While few critics and film theorists have investigated religion in the cinema, one of the greatest film critics, Andre Bazin (2002), writes, ‘The cinema has always been interested in God’, usually with the most spectacular aspects of the history of Christianity. He argues that Catholicism has a ‘natural affinity’ with cinema with its formidable iconography and that these features have given rise to films that are successful but religiously insignificant because they have to work against these spectacular elements, focusing instead on the psychological and moral deepening of the religious fact, leading to a renunciation of the physical representation of the supernatural and grace. Bazin’s remarks are not applicable in the context of the Indian ‘religious genres’, in which I believe films are, in fact, religiously significant while also being highly successful commercially. Hindu iconography and its relationship of the image and the viewer have, perhaps, an even greater affinity with cinema and the conventions of Indian cinema, whether or not the operation of a melodramatic mode or its sequence of ‘attractions’ (see Dwyer and Patel 2002) subordinate the spectacular to the other requirements of cinema.

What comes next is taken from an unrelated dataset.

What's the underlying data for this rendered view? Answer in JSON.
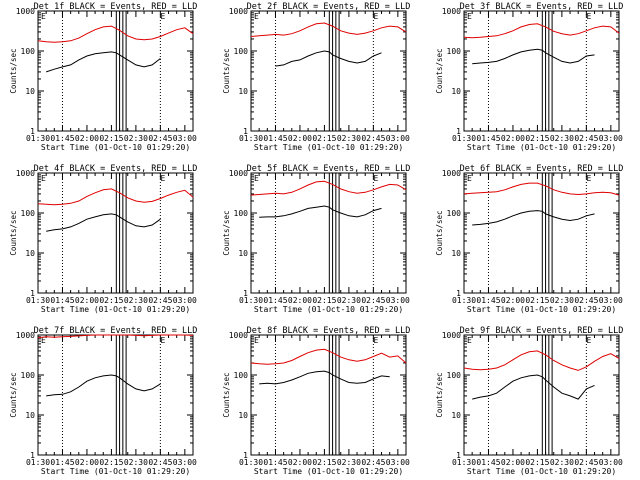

While it is widely acknowledged that the film itself has a mythological nature and is a creator of new mythologies, we also need to consider whether, as critics such as John Lyden (2003) have argued, cinema is almost a form of religion, as, like religion, it presents and examines images, relationships, ideas, beliefs, desires, fears, and brings to them its own specific forms such as the quasi-divine figures of the stars (see Lyden 2003). Cinema also has a certain mystical quality in that we may not understand films but we feel them and respond to their emotions. However, Hindi cinema’s very disavowal of certain forms of realism and its unique modification of the melodrama allow the eruption of the religious, sometimes as images actively engage in the drama, often as a hierophany, that is the appearance of the religious in the everyday. Very few films show an absence of the religious, and many that seem to have some ‘secular’ patterning of divine order through the operation of fate, virtue and redemption reshape these into meaningfulness by their divine or superhuman qualities, while also emphasizing the spirituality of the individual.

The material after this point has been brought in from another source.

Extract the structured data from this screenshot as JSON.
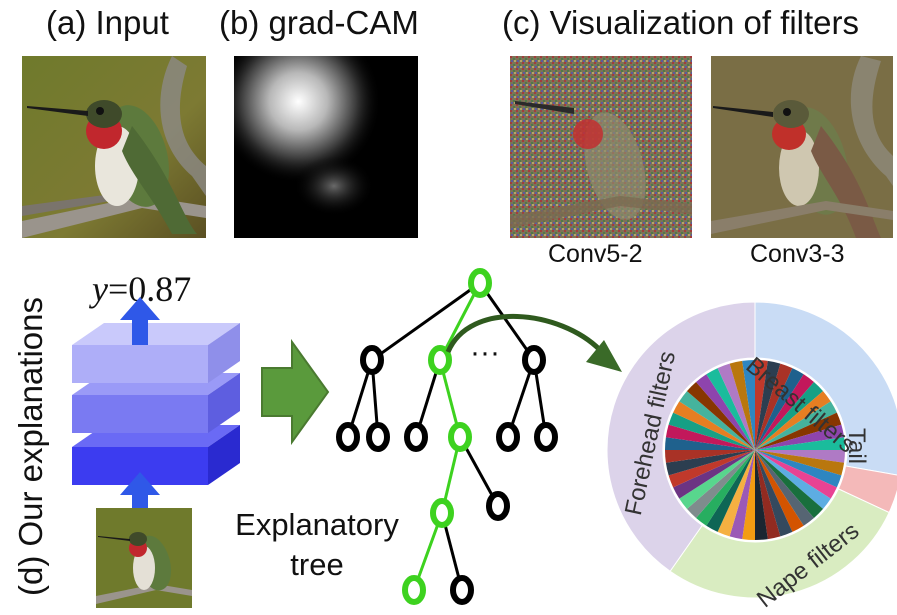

Film theory has also given little space to the study of religion. The concerns of many film critics are mostly with the modern and postmodern forms of subjectivity, audience and the dominance in recent years of psychoanalytic and feminist criticism. Scholars of Indian cinema have examined the form of film, its history, its social context and its relation to politics, in particular its relation with nationalism, but rarely discussed the spiritual realm; in fact there has been almost no research on religion in cinema in India.9 This is not surprising given how little research there has been on religion and cinema in general.10 Most books on religion and cinema are concerned with ‘religious’ films or with the depiction of spirituality in films, mostly drawing on Judaeo-Christian thought. This writing tends to focus on the image of Christ or on theology. There is yet to be a body of work that examines the non-Abrahamic religions in cinema.

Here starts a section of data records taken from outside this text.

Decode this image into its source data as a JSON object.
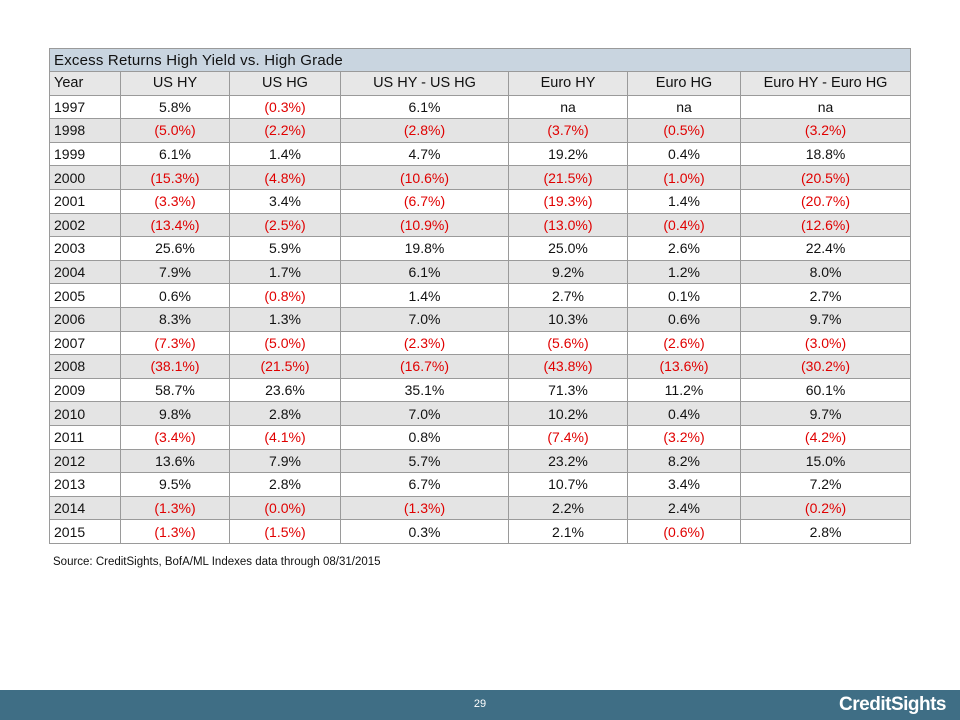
{
  "title": "Excess Returns High Yield vs. High Grade",
  "headers": [
    "Year",
    "US HY",
    "US HG",
    "US HY - US HG",
    "Euro HY",
    "Euro HG",
    "Euro HY - Euro HG"
  ],
  "rows": [
    {
      "year": "1997",
      "values": [
        "5.8%",
        "(0.3%)",
        "6.1%",
        "na",
        "na",
        "na"
      ]
    },
    {
      "year": "1998",
      "values": [
        "(5.0%)",
        "(2.2%)",
        "(2.8%)",
        "(3.7%)",
        "(0.5%)",
        "(3.2%)"
      ]
    },
    {
      "year": "1999",
      "values": [
        "6.1%",
        "1.4%",
        "4.7%",
        "19.2%",
        "0.4%",
        "18.8%"
      ]
    },
    {
      "year": "2000",
      "values": [
        "(15.3%)",
        "(4.8%)",
        "(10.6%)",
        "(21.5%)",
        "(1.0%)",
        "(20.5%)"
      ]
    },
    {
      "year": "2001",
      "values": [
        "(3.3%)",
        "3.4%",
        "(6.7%)",
        "(19.3%)",
        "1.4%",
        "(20.7%)"
      ]
    },
    {
      "year": "2002",
      "values": [
        "(13.4%)",
        "(2.5%)",
        "(10.9%)",
        "(13.0%)",
        "(0.4%)",
        "(12.6%)"
      ]
    },
    {
      "year": "2003",
      "values": [
        "25.6%",
        "5.9%",
        "19.8%",
        "25.0%",
        "2.6%",
        "22.4%"
      ]
    },
    {
      "year": "2004",
      "values": [
        "7.9%",
        "1.7%",
        "6.1%",
        "9.2%",
        "1.2%",
        "8.0%"
      ]
    },
    {
      "year": "2005",
      "values": [
        "0.6%",
        "(0.8%)",
        "1.4%",
        "2.7%",
        "0.1%",
        "2.7%"
      ]
    },
    {
      "year": "2006",
      "values": [
        "8.3%",
        "1.3%",
        "7.0%",
        "10.3%",
        "0.6%",
        "9.7%"
      ]
    },
    {
      "year": "2007",
      "values": [
        "(7.3%)",
        "(5.0%)",
        "(2.3%)",
        "(5.6%)",
        "(2.6%)",
        "(3.0%)"
      ]
    },
    {
      "year": "2008",
      "values": [
        "(38.1%)",
        "(21.5%)",
        "(16.7%)",
        "(43.8%)",
        "(13.6%)",
        "(30.2%)"
      ]
    },
    {
      "year": "2009",
      "values": [
        "58.7%",
        "23.6%",
        "35.1%",
        "71.3%",
        "11.2%",
        "60.1%"
      ]
    },
    {
      "year": "2010",
      "values": [
        "9.8%",
        "2.8%",
        "7.0%",
        "10.2%",
        "0.4%",
        "9.7%"
      ]
    },
    {
      "year": "2011",
      "values": [
        "(3.4%)",
        "(4.1%)",
        "0.8%",
        "(7.4%)",
        "(3.2%)",
        "(4.2%)"
      ]
    },
    {
      "year": "2012",
      "values": [
        "13.6%",
        "7.9%",
        "5.7%",
        "23.2%",
        "8.2%",
        "15.0%"
      ]
    },
    {
      "year": "2013",
      "values": [
        "9.5%",
        "2.8%",
        "6.7%",
        "10.7%",
        "3.4%",
        "7.2%"
      ]
    },
    {
      "year": "2014",
      "values": [
        "(1.3%)",
        "(0.0%)",
        "(1.3%)",
        "2.2%",
        "2.4%",
        "(0.2%)"
      ]
    },
    {
      "year": "2015",
      "values": [
        "(1.3%)",
        "(1.5%)",
        "0.3%",
        "2.1%",
        "(0.6%)",
        "2.8%"
      ]
    }
  ],
  "source": "Source: CreditSights, BofA/ML Indexes  data through 08/31/2015",
  "page_number": "29",
  "brand": "CreditSights",
  "colors": {
    "negative": "#e00000",
    "title_bg": "#c9d5e0",
    "header_bg": "#e7e7e7",
    "alt_row_bg": "#e4e4e4",
    "footer_bg": "#3f6e85"
  }
}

My own reluctance to examine religion in Indian cinema has been due to wanting to avoid seeing religion as the essence of India, a Dumontian view of India’s cultural difference. The idea of discussing religion and Indian cinema is usually taken to mean a study of representation of religious communities, religious nationalism and religious films, a political approach which I have discussed only where appropriate to the broader areas of my study. However, as there is interest in the current worldwide religious resurgence, which has been studied more in media other than cinema, it is likely that the academic study of the Hindi film will increase.